Wednesday, September 02, 2009

Tim Holding’s slide and Xer pride

It took a surprisingly long time for the media to run a plausible account of how Tim Holding came to be marooned at about 1100 metres (I am guessing this elevation from the vegetation and lack of snow shown in the rescue-winch video) on the north-west face of Mt Feathertop. This puts him about 800 vertical metres below the summit, and also well below the two huts (Federation and MUMC) on the west face – in forest far too thick to have slid down through/to, even if one tried – yet even after today’s press conference, the Age is running an updated story that gives no more particulars than Holding’s previously-reported slide near the summit, on icy terrain.

In fact, this icy-slide detail was known even before Holding was found, when bushwalker Ray Kennedy was quoted in media reports that went to press Monday night. Apparently Kennedy (and party) checked whether Holding was okay after his slide (same URL), and after being assured that he was, his party summitted. In an earlier report, apparently also quoting (but not naming) Kennedy, on their return from the summit, the party noticed that Holding’s footprints showed him heading downhill, but not on a track. For whatever reason, this account (which I have cohered from two separate reports) gained little media traction, however. A post-today’s press conference story on Ninemsn, quoting Holding, corroborates the going-way-downhill, off-track story, yet without commenting on its eyewitness/third-party media antecedents.

This (barely-reported) truth doesn’t make Holding look good, for at least two good reasons, neither of which concern the media’s current hobby-horses – whether Holding had good-enough gear, or shouldn’t have been hiking solo in the first place. I would have thought it was obvious that going off-track, below the treeline at least, is a bad, bad idea. The Ninemsn story gives this account:

“The minister said after sliding down the ridge he came into contact with a group of hikers with snow boots who asked him if he wanted to go with them. ‘I decided it was better to [go back down the hill] and return to the treeline.’ But Mr Holding said he became lost as he tried to follow a river to the bottom of the mountain.”

In mitigation, Holding:

(i) was probably in shock from his slide below the summit (having myself summitted Feathertop in winter, Holding is not exaggerating to say that he easily could have died from the fall alone – i.e. impact injury);
(ii) was probably wise not to go up (again), even in the company of others. Why another, compromise option – such as waiting for the group to return from the summit, and then walking down the mountain (presumably on the track!) with them – was (apparently) not considered by Holding may well relate to his pride as a fit and experienced walker, a pride compounded, in my view, by his being an Xer;
(iii) was not taking a ludicrous risk, as far as going off-track to the treeline (i.e. about 1400m) goes. But he obviously didn’t consider the “Then what?” (another common Xer foible, I can personally attest) – in particular the approximate 800 vertical metres (that’s 240 storeys) of bush-bashing between the treeline and the Harrietville valley (= civilisation/safety). If Holding really thought that “follow[ing] a river” (particularly in forest between 600 and 1200 metres elevation) was going to help here, he was either (a) concussed, or (b) not nearly as experienced a walker as the media have generally given him credit for.

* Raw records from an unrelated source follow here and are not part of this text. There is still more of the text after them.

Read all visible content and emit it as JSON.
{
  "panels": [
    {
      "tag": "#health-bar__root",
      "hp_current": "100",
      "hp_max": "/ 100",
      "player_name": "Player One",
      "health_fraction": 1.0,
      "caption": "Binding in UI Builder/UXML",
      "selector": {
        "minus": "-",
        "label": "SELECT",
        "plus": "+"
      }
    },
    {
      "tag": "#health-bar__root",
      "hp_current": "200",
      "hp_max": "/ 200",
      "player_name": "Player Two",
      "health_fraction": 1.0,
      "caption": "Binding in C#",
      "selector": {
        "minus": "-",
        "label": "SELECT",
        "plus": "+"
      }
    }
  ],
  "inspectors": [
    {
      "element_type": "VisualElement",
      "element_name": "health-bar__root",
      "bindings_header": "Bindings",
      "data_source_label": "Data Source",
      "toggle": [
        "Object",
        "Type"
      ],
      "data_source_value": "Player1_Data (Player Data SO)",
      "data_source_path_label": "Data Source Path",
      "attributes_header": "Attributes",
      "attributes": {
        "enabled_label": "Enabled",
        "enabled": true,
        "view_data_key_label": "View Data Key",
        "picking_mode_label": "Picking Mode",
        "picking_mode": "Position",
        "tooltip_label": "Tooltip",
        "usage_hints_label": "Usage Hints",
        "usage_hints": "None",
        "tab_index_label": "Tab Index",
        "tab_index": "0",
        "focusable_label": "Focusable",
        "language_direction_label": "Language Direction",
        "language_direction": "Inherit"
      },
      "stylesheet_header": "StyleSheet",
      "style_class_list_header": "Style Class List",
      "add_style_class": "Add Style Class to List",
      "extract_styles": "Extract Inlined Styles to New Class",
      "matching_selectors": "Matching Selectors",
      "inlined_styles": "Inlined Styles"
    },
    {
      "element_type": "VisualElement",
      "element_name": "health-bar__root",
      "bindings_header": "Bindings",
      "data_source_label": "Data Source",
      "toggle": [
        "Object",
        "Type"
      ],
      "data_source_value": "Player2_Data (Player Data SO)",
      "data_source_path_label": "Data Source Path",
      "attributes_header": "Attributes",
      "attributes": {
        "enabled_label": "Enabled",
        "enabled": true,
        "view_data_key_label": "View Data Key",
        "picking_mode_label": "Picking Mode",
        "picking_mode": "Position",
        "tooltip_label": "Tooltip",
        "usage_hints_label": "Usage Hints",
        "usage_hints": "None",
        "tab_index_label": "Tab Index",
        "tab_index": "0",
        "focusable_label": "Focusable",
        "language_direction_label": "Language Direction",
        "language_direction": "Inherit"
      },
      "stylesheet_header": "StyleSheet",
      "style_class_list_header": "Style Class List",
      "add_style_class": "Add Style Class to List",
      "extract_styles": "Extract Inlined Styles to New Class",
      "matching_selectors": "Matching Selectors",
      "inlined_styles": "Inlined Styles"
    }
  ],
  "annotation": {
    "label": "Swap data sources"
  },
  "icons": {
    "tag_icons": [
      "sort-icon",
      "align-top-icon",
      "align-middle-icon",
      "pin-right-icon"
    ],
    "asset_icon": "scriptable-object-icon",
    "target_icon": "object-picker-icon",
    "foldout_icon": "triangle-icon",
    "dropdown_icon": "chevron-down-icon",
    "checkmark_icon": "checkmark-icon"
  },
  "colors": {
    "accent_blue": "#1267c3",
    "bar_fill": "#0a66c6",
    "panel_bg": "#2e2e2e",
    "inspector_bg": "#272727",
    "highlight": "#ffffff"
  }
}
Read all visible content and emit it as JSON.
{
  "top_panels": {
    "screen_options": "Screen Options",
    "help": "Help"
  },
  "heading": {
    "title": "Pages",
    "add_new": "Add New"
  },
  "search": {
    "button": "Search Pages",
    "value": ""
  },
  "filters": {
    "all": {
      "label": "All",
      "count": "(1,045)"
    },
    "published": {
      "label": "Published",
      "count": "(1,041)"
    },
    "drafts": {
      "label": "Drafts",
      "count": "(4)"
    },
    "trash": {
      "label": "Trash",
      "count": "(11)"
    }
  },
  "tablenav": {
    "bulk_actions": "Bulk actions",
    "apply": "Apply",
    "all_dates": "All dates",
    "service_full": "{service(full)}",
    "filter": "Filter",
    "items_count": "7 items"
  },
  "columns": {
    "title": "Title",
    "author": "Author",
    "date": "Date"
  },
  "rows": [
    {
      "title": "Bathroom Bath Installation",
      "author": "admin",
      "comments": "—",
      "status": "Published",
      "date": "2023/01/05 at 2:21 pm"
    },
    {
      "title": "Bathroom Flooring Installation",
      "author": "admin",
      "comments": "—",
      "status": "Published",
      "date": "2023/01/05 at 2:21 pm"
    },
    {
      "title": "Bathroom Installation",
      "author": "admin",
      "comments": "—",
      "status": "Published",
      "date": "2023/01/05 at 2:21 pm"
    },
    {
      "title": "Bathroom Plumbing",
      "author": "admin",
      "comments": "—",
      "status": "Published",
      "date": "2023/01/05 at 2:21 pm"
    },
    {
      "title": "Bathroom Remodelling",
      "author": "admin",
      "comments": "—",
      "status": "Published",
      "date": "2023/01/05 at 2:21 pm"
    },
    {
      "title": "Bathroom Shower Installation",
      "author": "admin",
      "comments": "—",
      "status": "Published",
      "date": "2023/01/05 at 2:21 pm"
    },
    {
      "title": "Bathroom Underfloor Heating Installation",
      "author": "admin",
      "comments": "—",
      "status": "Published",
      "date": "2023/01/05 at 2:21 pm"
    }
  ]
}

Finally, what may have also helped undo Holding was another characteristic Xer behaviour tic – that of the Heroic Side-Trip. Holding pointedly did the Feathertop walk on his way back from opening a cross-country ski race at Falls Creek. Only an Xer, I think, would throw in a 22-hour* (including overnight sleep time) stroll up and down Mt Feathertop in winter as an incidental deviation to one’s main journey.

Update/Correction 3 September 2009

It now appears that my inference – that Ray Kennedy and party’s offer of assistance to Holding may have been conditional on Holding accompanying them to the summit – was incorrect, and that the offer was, should Holding accept it, to go straight down (and thus cancel their summit plans). My earlier confusion here was because I didn’t realise that Holding’s reference to his reluctance, after his slide, to go back “up” actually refers to his being below track level; i.e. the only conventional way down the mountain meant going temporarily up the dangerous, slippery ice. That Holding grudged this side-trip, or failed to assess that his chosen alternative was actually much riskier than going up the ice for a bit, seems to be the decisive factor in his subsequent predicament.

Perhaps Holding wasn’t comfortable with having an audience watch him get back up to the track. In any event, it should be noted out that Holding made his fateful decision to go down alone off-track on the back of two streaks of incredible, coincidental luck: his not having his mobility (at least) injured in his slide, and his having company (at minimum) for his descent, should he choose.

It is an axiom of mine that windfall-luck impairs one’s judgment, particularly when it comes to apparently small decisions. Had Holding been less “lucky” – or, for that matter, had he been less experienced/fit/adequately-equipped – then the climb back up to the trail would surely have been a foregone conclusion.

* On my calculation, Holding left his car in the Harrietville valley at about 2pm Sat, and expected to return to his car about noon Sun.